En esa misma línea, el Papa Francisco en la Exortación Apostólica Evangelii Gaudim habló de los migrantes, dijo que le plantean un desafío particular por que es Pastor de una Iglesia sin fronteras que se siente madre de todos. Directamente, exhortó a los países a una apertura, que en lugar de temer la destrucción de la identidad local sean capaces de crear nuevas síntesis culturales. Superando la desconfianza e integrando a los diferentes… ciudades que hacen de esa integración un nuevo factor de desarrollo, llenas de espacios que conectan, relacionan, favorecen el reconocimiento del otro.
Ya en la Audiencia General del 9 de octubre de este año había hablado sobre el carácter de “católica” de la Iglesia. Decía que la Iglesia es católica porque es la «Casa de la armonía» donde unidad y diversidad saben conjugarse juntas para ser riqueza. Pensando a la Iglesia es como una gran orquesta en la que existe variedad. Todos somos distintos, diferentes, cada uno con las propias cualidades. Ni somos todos iguales ni debemos serlo.

Y entonces ¿No somos de una manera u otra extranjeros?
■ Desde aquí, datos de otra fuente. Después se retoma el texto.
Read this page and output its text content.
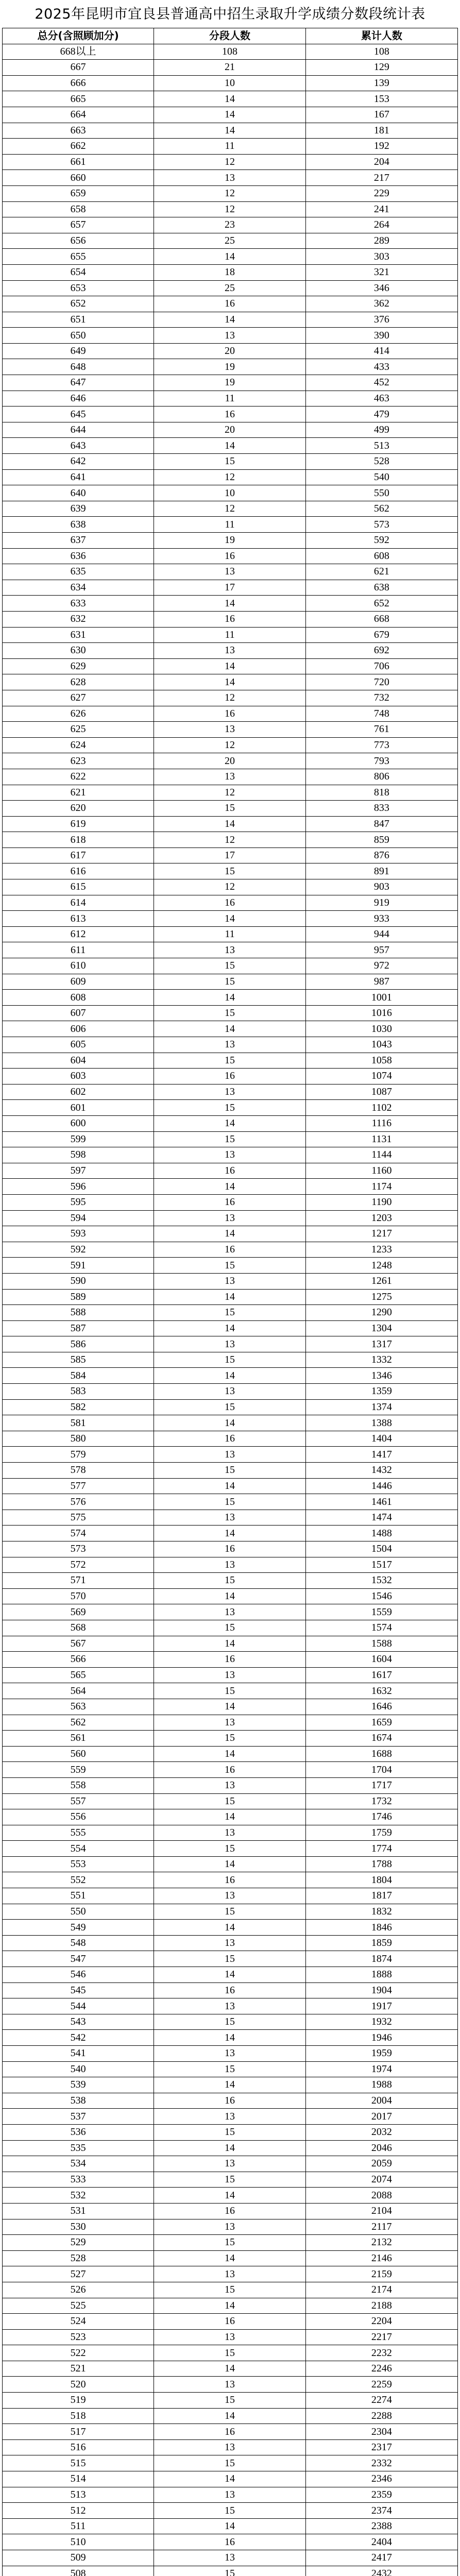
2025年昆明市宜良县普通高中招生录取升学成绩分数段统计表
总分(含照顾加分)	分段人数	累计人数
668以上	108	108
667	21	129
666	10	139
665	14	153
664	14	167
663	14	181
662	11	192
661	12	204
660	13	217
659	12	229
658	12	241
657	23	264
656	25	289
655	14	303
654	18	321
653	25	346
652	16	362
651	14	376
650	13	390
649	20	414
648	19	433
647	19	452
646	11	463
645	16	479
644	20	499
643	14	513
642	15	528
641	12	540
640	10	550
639	12	562
638	11	573
637	19	592
636	16	608
635	13	621
634	17	638
633	14	652
632	16	668
631	11	679
630	13	692
629	14	706
628	14	720
627	12	732
626	16	748
625	13	761
624	12	773
623	20	793
622	13	806
621	12	818
620	15	833
619	14	847
618	12	859
617	17	876
616	15	891
615	12	903
614	16	919
613	14	933
612	11	944
611	13	957
610	15	972
609	15	987
608	14	1001
607	15	1016
606	14	1030
605	13	1043
604	15	1058
603	16	1074
602	13	1087
601	15	1102
600	14	1116
599	15	1131
598	13	1144
597	16	1160
596	14	1174
595	16	1190
594	13	1203
593	14	1217
592	16	1233
591	15	1248
590	13	1261
589	14	1275
588	15	1290
587	14	1304
586	13	1317
585	15	1332
584	14	1346
583	13	1359
582	15	1374
581	14	1388
580	16	1404
579	13	1417
578	15	1432
577	14	1446
576	15	1461
575	13	1474
574	14	1488
573	16	1504
572	13	1517
571	15	1532
570	14	1546
569	13	1559
568	15	1574
567	14	1588
566	16	1604
565	13	1617
564	15	1632
563	14	1646
562	13	1659
561	15	1674
560	14	1688
559	16	1704
558	13	1717
557	15	1732
556	14	1746
555	13	1759
554	15	1774
553	14	1788
552	16	1804
551	13	1817
550	15	1832
549	14	1846
548	13	1859
547	15	1874
546	14	1888
545	16	1904
544	13	1917
543	15	1932
542	14	1946
541	13	1959
540	15	1974
539	14	1988
538	16	2004
537	13	2017
536	15	2032
535	14	2046
534	13	2059
533	15	2074
532	14	2088
531	16	2104
530	13	2117
529	15	2132
528	14	2146
527	13	2159
526	15	2174
525	14	2188
524	16	2204
523	13	2217
522	15	2232
521	14	2246
520	13	2259
519	15	2274
518	14	2288
517	16	2304
516	13	2317
515	15	2332
514	14	2346
513	13	2359
512	15	2374
511	14	2388
510	16	2404
509	13	2417
508	15	2432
Lucas, el alter ego que usa Julio Cortázar en “Un tal Lucas”, pensaba al patriotismo y al patrioterismo, decía que le daba risa cuando se pescaba a sí mismo engallado y argentino hasta la muerte, porque si bien su argentinidad era “otra cosa”, dentro de esa cosa sobrenadaban cachitos de laureles (sean eternos los) y en pleno malecón habanero escuchaba a su propia voz entre otras voces de amigos diciendo que “nadie sabe lo que es carne si no conoce el asado de tira criollo”, que entonces les atacaba a él y a sus amigos un superpatrioterismo gastronómico o botánico o agropecuario o ciclista...  Su argentinidad era “otra cosa”, era su patio de la infancia con sus malvones y glicinas, los mates, las conversaciones de sus tías sobre enfermedades y disgustos familiares, el olor a ropa tendida… su identidad. ¿Cómo existir negando eso? ¿De dónde sale el derecho de unos sobre los otros para decir qué historia vale y cuál no? ¿De dónde la idea de infancias, familias, patios… más importantes que los otros? ¿De dónde la idea de las fronteras?

3 comentarios:

  1. Esta pregunta me parece inquietante: "¿No somos todos, de una manera u otra, extranjeros?" Muy buena la nota, Ceci. Un abrazo.

    ResponderEliminar
  2. Muchas gracias Dani, me alegra mucho que te haya gustado!

    ResponderEliminar
  3. No sabía que me podía loguear... qué cabezona!